Le Dernier des justes

Paris, Seuil, 1959.
1 vol. (140 x 205 mm) de 345 p., [2] et 1 f. Maroquin havane à encadrement, papiers à décor sur les plats, titre doré, date en pied, couvertures et dos conservés (reliure signée de Devauchelle).
Édition originale.

Un des 15 premiers exemplaires sur vélin neige (n° 2).

Prix Goncourt 1959. Récit monumental, Le Dernier des Justes retrace huit siècles de persécutions et de mémoire juive, des pogroms médiévaux jusqu’à Auschwitz. L’ouvrage s’ouvre sur la légende des trente-six Justes, figures mystiques qui, selon la tradition juive, portent le poids du monde. De génération en génération, Schwarz-Bart suit la lignée des Lévy, jusqu’à Ernie, enfant martyr de la Shoah, dernier maillon d’une histoire tragique.

Saluer ce livre revenait pour l’Académie Goncourt à reconnaître la place de la Shoah dans la littérature universelle, moins de quinze ans après la fin de la guerre. Le choix fut d’autant plus marquant qu’il s’agissait du premier grand texte littéraire français sur l’extermination des Juifs. Le roman connut un retentissement international immédiat, traduit dans plus d’une quinzaine de langues, et valut à son auteur une célébrité fulgurante.

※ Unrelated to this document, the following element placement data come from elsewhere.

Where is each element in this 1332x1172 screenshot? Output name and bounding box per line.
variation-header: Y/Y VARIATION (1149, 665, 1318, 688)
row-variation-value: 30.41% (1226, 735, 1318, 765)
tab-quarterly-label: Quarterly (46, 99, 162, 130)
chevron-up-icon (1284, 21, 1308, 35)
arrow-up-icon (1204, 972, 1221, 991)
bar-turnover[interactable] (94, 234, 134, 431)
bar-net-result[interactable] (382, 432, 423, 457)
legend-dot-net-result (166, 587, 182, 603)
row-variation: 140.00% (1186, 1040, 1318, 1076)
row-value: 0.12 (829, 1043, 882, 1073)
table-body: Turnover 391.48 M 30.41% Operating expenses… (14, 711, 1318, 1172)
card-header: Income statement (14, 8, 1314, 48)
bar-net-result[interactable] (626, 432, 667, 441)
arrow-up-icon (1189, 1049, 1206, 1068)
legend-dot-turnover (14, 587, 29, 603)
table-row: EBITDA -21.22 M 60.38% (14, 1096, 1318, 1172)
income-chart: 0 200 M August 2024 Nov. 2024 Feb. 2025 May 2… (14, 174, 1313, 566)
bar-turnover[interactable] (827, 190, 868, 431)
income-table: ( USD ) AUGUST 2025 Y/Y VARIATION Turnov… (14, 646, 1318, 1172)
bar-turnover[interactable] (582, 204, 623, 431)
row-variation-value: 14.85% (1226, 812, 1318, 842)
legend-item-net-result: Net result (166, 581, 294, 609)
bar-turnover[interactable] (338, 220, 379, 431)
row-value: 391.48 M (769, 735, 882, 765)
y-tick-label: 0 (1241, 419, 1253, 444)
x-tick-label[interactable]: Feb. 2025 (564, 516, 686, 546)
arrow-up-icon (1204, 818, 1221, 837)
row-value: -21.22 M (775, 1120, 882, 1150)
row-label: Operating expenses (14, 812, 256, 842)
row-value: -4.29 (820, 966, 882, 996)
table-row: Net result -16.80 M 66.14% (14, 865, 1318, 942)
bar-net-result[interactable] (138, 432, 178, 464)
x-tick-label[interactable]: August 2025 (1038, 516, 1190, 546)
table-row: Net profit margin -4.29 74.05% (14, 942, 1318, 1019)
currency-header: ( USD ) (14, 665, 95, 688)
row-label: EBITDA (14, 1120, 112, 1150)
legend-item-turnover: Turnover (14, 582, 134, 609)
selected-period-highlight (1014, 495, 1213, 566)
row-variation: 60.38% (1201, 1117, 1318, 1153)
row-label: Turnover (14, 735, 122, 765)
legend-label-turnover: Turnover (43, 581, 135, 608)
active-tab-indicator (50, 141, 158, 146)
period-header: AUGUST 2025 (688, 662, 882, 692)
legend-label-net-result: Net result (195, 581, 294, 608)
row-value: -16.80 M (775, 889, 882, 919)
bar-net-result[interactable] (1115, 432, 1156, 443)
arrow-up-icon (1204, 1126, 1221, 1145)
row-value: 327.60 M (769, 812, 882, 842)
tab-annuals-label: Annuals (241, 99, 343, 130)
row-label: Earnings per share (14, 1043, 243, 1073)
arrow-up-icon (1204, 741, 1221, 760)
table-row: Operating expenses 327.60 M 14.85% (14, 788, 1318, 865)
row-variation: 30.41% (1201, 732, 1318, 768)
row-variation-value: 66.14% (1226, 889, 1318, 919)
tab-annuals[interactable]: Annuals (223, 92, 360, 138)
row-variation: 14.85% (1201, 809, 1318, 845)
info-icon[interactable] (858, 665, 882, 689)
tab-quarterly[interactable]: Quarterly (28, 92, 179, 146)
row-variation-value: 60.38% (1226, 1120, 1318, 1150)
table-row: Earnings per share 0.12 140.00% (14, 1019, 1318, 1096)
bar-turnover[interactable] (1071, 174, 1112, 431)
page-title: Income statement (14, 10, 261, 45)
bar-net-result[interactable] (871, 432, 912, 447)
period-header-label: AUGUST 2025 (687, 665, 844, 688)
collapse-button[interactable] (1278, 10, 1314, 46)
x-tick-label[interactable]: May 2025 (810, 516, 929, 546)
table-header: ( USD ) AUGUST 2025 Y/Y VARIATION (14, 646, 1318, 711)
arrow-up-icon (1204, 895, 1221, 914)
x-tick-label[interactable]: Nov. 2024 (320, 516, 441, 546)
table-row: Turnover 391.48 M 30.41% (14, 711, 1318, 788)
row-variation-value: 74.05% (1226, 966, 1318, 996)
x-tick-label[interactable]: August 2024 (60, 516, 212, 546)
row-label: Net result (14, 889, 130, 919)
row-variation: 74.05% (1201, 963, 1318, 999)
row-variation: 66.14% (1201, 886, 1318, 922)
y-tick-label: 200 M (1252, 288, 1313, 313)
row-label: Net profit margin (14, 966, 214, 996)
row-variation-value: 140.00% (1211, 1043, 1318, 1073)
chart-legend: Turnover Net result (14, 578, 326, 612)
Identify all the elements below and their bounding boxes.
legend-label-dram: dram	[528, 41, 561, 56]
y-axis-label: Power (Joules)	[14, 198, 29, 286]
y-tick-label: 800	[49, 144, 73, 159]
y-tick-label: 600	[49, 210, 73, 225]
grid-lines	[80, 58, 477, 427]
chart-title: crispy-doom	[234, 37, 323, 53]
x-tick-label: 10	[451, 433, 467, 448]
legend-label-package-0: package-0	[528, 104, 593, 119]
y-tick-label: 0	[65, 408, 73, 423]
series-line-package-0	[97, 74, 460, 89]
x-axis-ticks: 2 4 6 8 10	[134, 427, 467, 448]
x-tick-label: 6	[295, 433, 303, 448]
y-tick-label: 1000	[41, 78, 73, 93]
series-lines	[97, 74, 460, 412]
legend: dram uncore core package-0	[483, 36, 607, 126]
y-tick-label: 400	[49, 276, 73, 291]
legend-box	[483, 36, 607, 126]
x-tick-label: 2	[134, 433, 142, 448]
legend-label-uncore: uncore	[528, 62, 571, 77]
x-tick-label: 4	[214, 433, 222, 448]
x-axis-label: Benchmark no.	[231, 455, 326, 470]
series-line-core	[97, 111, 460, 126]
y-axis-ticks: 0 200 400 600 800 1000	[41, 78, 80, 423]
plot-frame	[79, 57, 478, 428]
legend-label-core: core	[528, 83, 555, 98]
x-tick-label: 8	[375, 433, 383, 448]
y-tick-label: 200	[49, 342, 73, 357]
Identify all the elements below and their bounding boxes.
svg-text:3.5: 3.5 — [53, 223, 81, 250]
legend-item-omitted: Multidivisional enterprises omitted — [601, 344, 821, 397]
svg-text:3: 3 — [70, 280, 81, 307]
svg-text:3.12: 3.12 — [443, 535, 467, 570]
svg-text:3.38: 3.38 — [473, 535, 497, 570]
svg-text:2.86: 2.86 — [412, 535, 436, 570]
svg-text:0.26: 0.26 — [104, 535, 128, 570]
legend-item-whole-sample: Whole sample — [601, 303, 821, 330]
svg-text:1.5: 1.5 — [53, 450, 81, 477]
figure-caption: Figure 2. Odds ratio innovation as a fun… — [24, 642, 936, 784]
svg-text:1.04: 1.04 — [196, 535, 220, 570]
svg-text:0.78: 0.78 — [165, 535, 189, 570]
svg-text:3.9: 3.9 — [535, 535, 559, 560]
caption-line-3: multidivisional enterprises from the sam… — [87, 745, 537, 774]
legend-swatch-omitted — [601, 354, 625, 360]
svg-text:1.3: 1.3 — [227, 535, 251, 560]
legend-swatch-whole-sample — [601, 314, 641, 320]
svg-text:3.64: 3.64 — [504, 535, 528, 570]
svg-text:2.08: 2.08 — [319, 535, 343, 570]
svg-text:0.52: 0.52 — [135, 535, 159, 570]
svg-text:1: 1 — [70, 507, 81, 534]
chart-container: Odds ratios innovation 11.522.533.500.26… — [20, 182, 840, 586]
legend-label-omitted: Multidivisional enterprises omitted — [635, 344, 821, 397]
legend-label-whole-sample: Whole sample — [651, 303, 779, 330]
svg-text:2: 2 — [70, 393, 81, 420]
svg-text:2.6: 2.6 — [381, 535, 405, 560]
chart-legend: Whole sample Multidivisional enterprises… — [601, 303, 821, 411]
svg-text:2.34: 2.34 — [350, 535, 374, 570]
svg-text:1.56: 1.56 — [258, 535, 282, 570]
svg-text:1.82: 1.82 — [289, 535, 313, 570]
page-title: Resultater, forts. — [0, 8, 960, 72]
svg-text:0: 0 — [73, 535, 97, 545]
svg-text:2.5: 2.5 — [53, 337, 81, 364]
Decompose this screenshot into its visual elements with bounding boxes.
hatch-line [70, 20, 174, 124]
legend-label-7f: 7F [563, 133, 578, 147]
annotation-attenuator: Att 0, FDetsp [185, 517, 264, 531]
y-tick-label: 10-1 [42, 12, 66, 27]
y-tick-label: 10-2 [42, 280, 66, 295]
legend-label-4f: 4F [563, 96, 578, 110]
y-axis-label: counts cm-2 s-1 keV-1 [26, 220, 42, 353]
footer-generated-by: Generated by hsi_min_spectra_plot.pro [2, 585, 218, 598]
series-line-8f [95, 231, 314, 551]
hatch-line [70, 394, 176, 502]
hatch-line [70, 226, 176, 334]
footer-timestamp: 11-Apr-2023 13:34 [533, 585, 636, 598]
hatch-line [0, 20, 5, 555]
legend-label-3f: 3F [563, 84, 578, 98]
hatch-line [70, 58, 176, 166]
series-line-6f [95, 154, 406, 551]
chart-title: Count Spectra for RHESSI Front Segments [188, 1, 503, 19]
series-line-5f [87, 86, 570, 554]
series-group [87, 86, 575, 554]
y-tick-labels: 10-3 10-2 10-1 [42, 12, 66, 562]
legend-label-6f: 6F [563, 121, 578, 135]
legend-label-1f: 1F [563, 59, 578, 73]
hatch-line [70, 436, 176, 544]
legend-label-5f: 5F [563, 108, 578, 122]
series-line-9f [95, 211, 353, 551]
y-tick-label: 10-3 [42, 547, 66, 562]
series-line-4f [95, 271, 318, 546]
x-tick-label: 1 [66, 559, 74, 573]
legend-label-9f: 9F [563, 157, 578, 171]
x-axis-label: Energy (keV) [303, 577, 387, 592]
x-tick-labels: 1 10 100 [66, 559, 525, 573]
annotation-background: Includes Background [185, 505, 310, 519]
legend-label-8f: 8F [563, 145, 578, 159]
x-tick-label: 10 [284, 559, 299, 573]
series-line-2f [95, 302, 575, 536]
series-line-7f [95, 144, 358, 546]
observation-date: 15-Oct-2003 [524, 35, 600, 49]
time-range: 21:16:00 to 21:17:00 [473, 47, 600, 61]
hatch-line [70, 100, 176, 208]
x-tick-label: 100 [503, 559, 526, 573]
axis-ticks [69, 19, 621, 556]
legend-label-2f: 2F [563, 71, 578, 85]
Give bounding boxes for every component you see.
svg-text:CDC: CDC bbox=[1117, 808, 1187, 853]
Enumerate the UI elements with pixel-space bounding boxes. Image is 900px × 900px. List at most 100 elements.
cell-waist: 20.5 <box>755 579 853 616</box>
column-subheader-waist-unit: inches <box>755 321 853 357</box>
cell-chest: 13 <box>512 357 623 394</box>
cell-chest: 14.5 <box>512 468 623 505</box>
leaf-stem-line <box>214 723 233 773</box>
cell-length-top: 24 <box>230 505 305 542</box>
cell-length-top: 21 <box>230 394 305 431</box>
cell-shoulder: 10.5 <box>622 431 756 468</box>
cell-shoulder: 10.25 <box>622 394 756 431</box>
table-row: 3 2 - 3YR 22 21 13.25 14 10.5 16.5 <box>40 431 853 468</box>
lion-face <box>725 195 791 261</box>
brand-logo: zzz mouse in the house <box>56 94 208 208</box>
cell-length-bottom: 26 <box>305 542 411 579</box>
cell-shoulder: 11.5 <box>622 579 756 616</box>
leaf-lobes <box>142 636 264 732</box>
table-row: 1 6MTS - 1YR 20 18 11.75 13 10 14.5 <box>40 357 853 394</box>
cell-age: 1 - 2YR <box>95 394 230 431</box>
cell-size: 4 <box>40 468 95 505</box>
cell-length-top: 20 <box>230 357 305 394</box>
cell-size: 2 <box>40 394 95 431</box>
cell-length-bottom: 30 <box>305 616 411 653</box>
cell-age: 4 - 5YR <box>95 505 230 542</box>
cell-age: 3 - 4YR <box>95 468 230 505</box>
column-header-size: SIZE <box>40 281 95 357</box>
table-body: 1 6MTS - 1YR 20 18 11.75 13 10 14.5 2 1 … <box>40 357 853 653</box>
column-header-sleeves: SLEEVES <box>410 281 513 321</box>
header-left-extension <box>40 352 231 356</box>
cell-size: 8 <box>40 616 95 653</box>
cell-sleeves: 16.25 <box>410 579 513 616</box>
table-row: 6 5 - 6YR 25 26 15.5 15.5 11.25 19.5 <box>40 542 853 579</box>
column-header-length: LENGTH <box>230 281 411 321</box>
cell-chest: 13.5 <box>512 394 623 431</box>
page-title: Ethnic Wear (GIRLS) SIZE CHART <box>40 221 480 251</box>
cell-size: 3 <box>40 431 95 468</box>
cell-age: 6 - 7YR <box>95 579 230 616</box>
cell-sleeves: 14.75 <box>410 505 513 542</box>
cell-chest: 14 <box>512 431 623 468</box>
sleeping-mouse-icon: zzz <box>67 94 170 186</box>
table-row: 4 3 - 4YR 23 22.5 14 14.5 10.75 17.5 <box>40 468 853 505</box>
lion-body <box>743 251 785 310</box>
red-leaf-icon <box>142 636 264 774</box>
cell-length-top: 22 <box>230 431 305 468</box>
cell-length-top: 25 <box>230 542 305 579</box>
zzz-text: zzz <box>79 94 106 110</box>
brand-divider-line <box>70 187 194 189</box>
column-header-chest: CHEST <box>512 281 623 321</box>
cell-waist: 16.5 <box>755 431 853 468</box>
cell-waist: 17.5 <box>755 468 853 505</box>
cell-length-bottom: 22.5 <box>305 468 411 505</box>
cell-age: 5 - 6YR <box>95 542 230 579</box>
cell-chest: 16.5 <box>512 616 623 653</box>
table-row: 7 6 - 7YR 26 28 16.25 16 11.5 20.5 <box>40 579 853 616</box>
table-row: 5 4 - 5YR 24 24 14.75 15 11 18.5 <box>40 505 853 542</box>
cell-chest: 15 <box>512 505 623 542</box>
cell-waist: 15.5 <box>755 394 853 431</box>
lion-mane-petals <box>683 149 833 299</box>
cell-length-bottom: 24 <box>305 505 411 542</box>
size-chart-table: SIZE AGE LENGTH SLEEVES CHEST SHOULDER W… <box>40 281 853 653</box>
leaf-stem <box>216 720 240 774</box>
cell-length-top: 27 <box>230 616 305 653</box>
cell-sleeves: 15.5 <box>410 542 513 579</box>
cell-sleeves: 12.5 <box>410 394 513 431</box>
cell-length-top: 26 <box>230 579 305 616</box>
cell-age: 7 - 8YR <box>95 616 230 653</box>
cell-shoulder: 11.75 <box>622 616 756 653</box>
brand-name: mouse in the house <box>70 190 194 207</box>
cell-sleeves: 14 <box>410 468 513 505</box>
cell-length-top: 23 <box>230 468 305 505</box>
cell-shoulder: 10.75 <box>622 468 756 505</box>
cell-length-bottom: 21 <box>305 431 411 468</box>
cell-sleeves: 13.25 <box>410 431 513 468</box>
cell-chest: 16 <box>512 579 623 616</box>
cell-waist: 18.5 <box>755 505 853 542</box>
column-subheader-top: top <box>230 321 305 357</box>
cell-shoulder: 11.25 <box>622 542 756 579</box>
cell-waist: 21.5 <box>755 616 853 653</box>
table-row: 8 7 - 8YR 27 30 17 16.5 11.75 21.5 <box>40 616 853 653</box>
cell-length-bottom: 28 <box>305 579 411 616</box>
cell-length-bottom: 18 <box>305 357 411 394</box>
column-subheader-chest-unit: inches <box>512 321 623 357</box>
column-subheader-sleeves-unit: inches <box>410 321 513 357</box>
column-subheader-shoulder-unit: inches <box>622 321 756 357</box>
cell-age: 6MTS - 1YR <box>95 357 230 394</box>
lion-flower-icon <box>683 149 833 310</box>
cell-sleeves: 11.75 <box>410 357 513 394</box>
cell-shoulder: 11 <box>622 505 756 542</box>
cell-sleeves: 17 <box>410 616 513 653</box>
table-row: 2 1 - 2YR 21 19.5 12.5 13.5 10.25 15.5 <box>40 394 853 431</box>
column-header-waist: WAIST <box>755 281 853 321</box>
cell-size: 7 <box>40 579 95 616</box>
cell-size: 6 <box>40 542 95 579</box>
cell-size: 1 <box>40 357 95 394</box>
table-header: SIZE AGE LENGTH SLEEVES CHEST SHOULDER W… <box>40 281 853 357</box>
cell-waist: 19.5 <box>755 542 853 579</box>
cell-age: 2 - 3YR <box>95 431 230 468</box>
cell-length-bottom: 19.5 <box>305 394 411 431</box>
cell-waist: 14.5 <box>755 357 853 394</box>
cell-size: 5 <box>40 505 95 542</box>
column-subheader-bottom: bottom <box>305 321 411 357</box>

Mais ce succès s’accompagna d’une violente polémique. Comme Roger Ikor quelques années plus tôt, Schwarz-Bart fut critiqué dans une partie de la presse juive pour sa représentation de la mémoire et de l’identité juives. La revue Targoum et d’autres voix l’accusèrent d’instrumentaliser la souffrance, voire de simplifier à l’excès l’histoire. L’écrivain, blessé, se retira progressivement de la vie littéraire française, choisissant l’exil silencieux plutôt que la dispute.

Un livre à la croisée de l’histoire et de la mémoire. Schwarz-Bart mêle l’héritage mystique et religieux à la reconstitution historique, dans une langue à la fois limpide et incantatoire. Par la figure du « dernier des Justes », il place l’enfant d’Auschwitz dans une continuité séculaire, reliant la mémoire de la Shoah à celle de toutes les persécutions juives. Les Goncourt 1955 et 1959 forment ainsi un diptyque paradoxal : consacrés par l’institution littéraire, leurs auteurs furent contestés dans le champ même dont ils entendaient porter la voix. Mais en inscrivant dans le palmarès du prix les thèmes de l’assimilation (Ikor) et de l’extermination (Schwarz-Bart), l’Académie fit entrer au coeur du roman français deux des enjeux mémoriels les plus vifs du XXᵉ siècle.

Précieux exemplaire de tête sur vélin neige, l’un des 15 seuls imprimés.